Dialogue as a means of changing culture

[D]ialogue is a relationship-based approach that entails thinking and learning together. The starting point is listening in an agenda free conversation. It is a different space than any other; a chance for conversations that are not always possible because of fragmentation and potentially unhelpful barriers to communication, for example, the absence of respect, poor listening and difficulties associated with giving and receiving feedback.

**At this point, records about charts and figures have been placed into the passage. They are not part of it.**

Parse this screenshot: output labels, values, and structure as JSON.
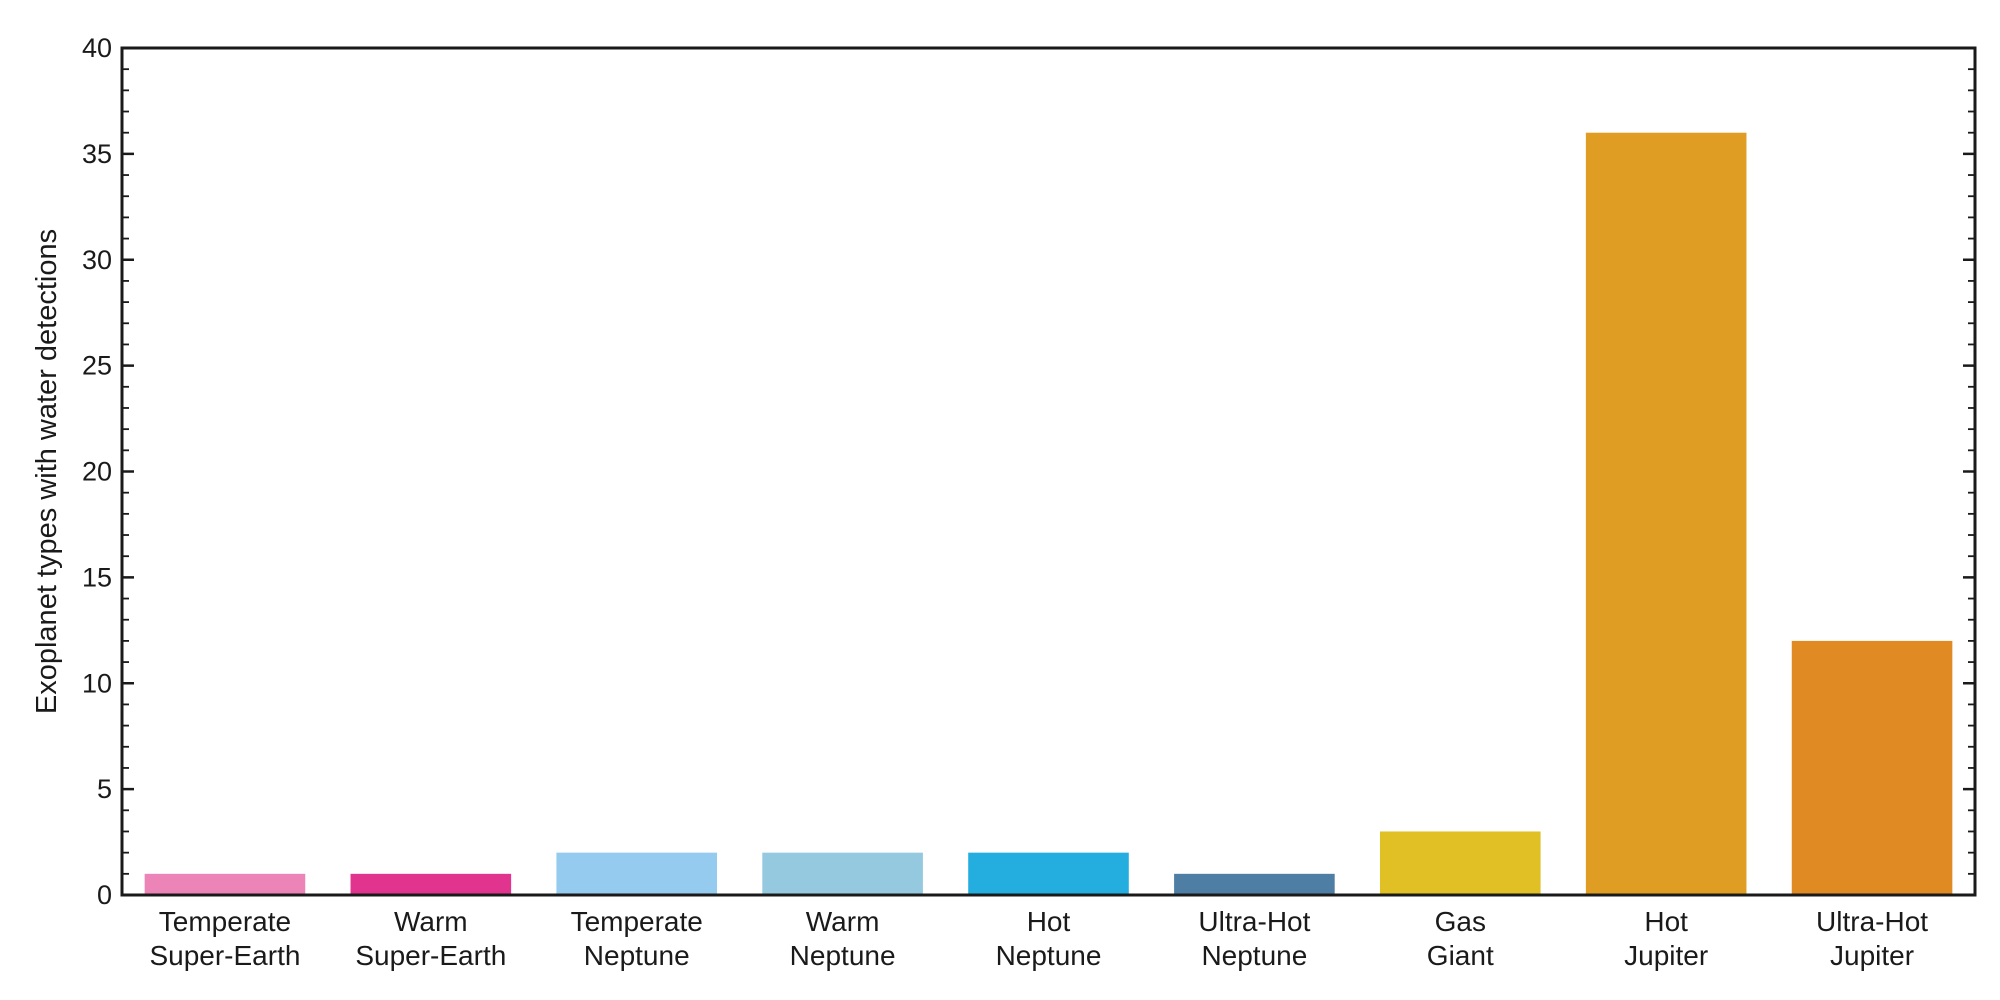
{
  "chart_data": {
    "type": "bar",
    "title": "",
    "xlabel": "",
    "ylabel": "Exoplanet types with water detections",
    "ylim": [
      0,
      40
    ],
    "yticks": [
      0,
      5,
      10,
      15,
      20,
      25,
      30,
      35,
      40
    ],
    "grid": false,
    "categories": [
      [
        "Temperate",
        "Super-Earth"
      ],
      [
        "Warm",
        "Super-Earth"
      ],
      [
        "Temperate",
        "Neptune"
      ],
      [
        "Warm",
        "Neptune"
      ],
      [
        "Hot",
        "Neptune"
      ],
      [
        "Ultra-Hot",
        "Neptune"
      ],
      [
        "Gas",
        "Giant"
      ],
      [
        "Hot",
        "Jupiter"
      ],
      [
        "Ultra-Hot",
        "Jupiter"
      ]
    ],
    "values": [
      1,
      1,
      2,
      2,
      2,
      1,
      3,
      36,
      12
    ],
    "colors": [
      "#ec84b8",
      "#e0348e",
      "#95cbee",
      "#94c9df",
      "#24aee0",
      "#4e7ea3",
      "#e0c024",
      "#e09d23",
      "#e08a23"
    ]
  }
}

Dialogue sessions provide opportunities for participants’ voices to be heard; for sharing ideas about how a team or organisation operates and how people behave. Dialogue works at many levels, from the individual, through the interpersonal to the organisational and systemic; it affects conversations and relationships beyond the sessions in untold ways. Dialogues provide a place to explore how things occur and how they might happen differently. It is here that cultural change can begin through working closely together to raise, explore and resolve real, live and pressing issues of concern.

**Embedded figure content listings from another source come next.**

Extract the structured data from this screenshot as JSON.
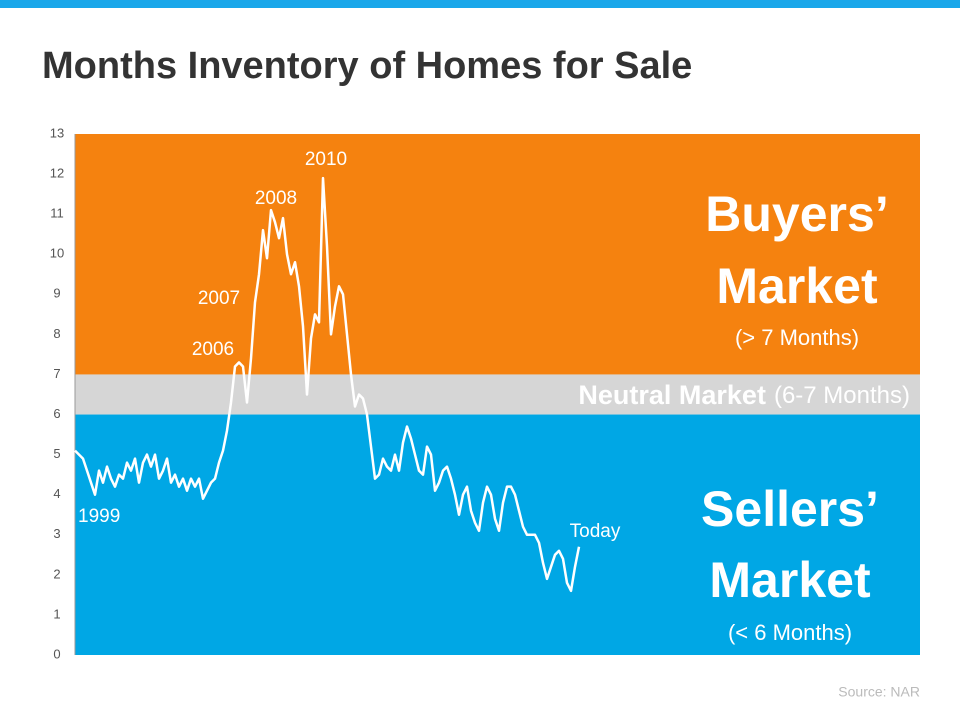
{
  "chart_data": {
    "type": "line",
    "title": "Months Inventory of Homes for Sale",
    "values": [
      5.1,
      5.0,
      4.9,
      4.6,
      4.3,
      4.0,
      4.6,
      4.3,
      4.7,
      4.4,
      4.2,
      4.5,
      4.4,
      4.8,
      4.6,
      4.9,
      4.3,
      4.8,
      5.0,
      4.7,
      5.0,
      4.4,
      4.6,
      4.9,
      4.3,
      4.5,
      4.2,
      4.4,
      4.1,
      4.4,
      4.2,
      4.4,
      3.9,
      4.1,
      4.3,
      4.4,
      4.8,
      5.1,
      5.6,
      6.3,
      7.2,
      7.3,
      7.2,
      6.3,
      7.4,
      8.8,
      9.5,
      10.6,
      9.9,
      11.1,
      10.8,
      10.4,
      10.9,
      10.0,
      9.5,
      9.8,
      9.2,
      8.2,
      6.5,
      7.9,
      8.5,
      8.3,
      11.9,
      10.2,
      8.0,
      8.7,
      9.2,
      9.0,
      8.0,
      7.0,
      6.2,
      6.5,
      6.4,
      6.0,
      5.2,
      4.4,
      4.5,
      4.9,
      4.7,
      4.6,
      5.0,
      4.6,
      5.3,
      5.7,
      5.4,
      5.0,
      4.6,
      4.5,
      5.2,
      5.0,
      4.1,
      4.3,
      4.6,
      4.7,
      4.4,
      4.0,
      3.5,
      4.0,
      4.2,
      3.6,
      3.3,
      3.1,
      3.8,
      4.2,
      4.0,
      3.4,
      3.1,
      3.8,
      4.2,
      4.2,
      4.0,
      3.6,
      3.2,
      3.0,
      3.0,
      3.0,
      2.8,
      2.3,
      1.9,
      2.2,
      2.5,
      2.6,
      2.4,
      1.8,
      1.6,
      2.2,
      2.7
    ],
    "color": "#ffffff",
    "ylim": [
      0,
      13
    ],
    "yticks": [
      0,
      1,
      2,
      3,
      4,
      5,
      6,
      7,
      8,
      9,
      10,
      11,
      12,
      13
    ],
    "bands": [
      {
        "from": 7,
        "to": 13,
        "color": "#f5820f",
        "label": "Buyers’",
        "label2": "Market",
        "note": "(> 7 Months)"
      },
      {
        "from": 6,
        "to": 7,
        "color": "#d6d6d6",
        "label": "Neutral Market",
        "note": "(6-7 Months)"
      },
      {
        "from": 0,
        "to": 6,
        "color": "#00a7e5",
        "label": "Sellers’",
        "label2": "Market",
        "note": "(< 6 Months)"
      }
    ],
    "annotations": [
      "1999",
      "2006",
      "2007",
      "2008",
      "2010",
      "Today"
    ],
    "source": "Source: NAR"
  }
}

A Dialogic approach can seem stripped back in many different ways. It may appear lacking in structure, form and process. Rather, it is emergent and evolutionary. It requires us to be in a space of ‘not knowing’ where curiosity is paramount, a space where we can suspend our judgments of others so that we can truly listen and learn from one another.

A dialogue space transcends hierarchy, there is no single leader, all are participating, all are learning, all are teaching. Extraordinary things can happen in a dialogue space that no one previously thought possible. It is a rare and hallowed space in which the experience of silence takes on a wholly different tone and feeling. There is a collective ‘sitting with’ phenomena as they arise, not forcing or driving issues to the surface.

It may seem incredulous that something so stripped back, apparently so simple could really provide a mechanism for changing culture. Yet, it is possible, it really is! And never more so, than when it is fully integrated into other approaches and change processes. Somehow it is easy to forget the ancient practice of sitting together in a simple circle joined together in harnessing the collective intelligence that resides in all human systems. This is a call out to remember the power of thinking and talking together as part of any change effort we are involved in. Simply create a circle of chairs, gather people together and open up the possibility for some agenda free conversation to see what might emerge.